In “Enough Said” he plays an older divorcee giving the dating game one more shot. There are scenes in which he is made fun of for being fat as well as somewhat slovenly. But big James is too bighearted to play his character as a sad sap. He instead plays it as a man comfortable with who he is and willing to sacrifice to make a relationship work. He elevates what is otherwise a formulaic rom-com to an intriguing character study on coming to terms with middle age. He makes you relate. In “The Drop” he plays a small-time crook who owns a bar that serves as a place for the Russian mob to make money drops. While Tom Hardy steals the show with another phenomenal performance as usual, it’s hard to forget you’re watching Gandolfini’s swan song. He plays a man who is past his glory days, but was once a top dog, he was once respected. Again, instead of playing the character as a loser who thinks he used to be cool, he brings a real-life quality to the role that makes you wonder what you used to be, and if you’ll be as cool as him afterward. In his final scene, as he awaits his fate, you can’t help but shed a tear for the last time you’ll ever see this magician on screen. It’s as if his final act is to remind you there’s always a tomorrow until there’s no tomorrow.

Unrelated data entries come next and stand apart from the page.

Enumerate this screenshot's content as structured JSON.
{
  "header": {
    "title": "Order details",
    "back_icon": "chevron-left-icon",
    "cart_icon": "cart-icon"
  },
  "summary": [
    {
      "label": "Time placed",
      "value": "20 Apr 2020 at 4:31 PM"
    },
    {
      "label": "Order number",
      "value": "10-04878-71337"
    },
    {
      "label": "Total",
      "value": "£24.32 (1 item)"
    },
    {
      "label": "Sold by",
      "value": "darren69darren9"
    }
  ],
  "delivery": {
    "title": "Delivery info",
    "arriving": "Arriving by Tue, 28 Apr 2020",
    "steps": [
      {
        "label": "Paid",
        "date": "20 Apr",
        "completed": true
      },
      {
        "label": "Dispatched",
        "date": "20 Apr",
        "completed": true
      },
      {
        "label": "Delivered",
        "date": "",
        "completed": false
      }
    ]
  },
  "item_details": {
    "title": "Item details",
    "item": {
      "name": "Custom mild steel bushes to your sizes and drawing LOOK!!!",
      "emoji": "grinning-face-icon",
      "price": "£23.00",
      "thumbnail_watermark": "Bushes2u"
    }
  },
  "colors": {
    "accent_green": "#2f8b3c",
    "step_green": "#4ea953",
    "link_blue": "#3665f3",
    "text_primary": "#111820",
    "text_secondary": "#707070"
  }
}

In his last two roles he shows you men who you could easily dismiss, but you don’t because instead of making you feel bad for them, he makes you feel like them. Most actors go through the motions and collect their paychecks. Some (like Tom Hardy in “The Drop”) make you connect to a part of yourself you never knew was there, or imagine a part of yourself you wish was. James Gandolfini did that with ease because he truly was just another guy. He never took himself too seriously and he played his characters as broken, complicated people searching for that James Gandolfini underneath. Hopefully we all have a little of that. Thanks Jim.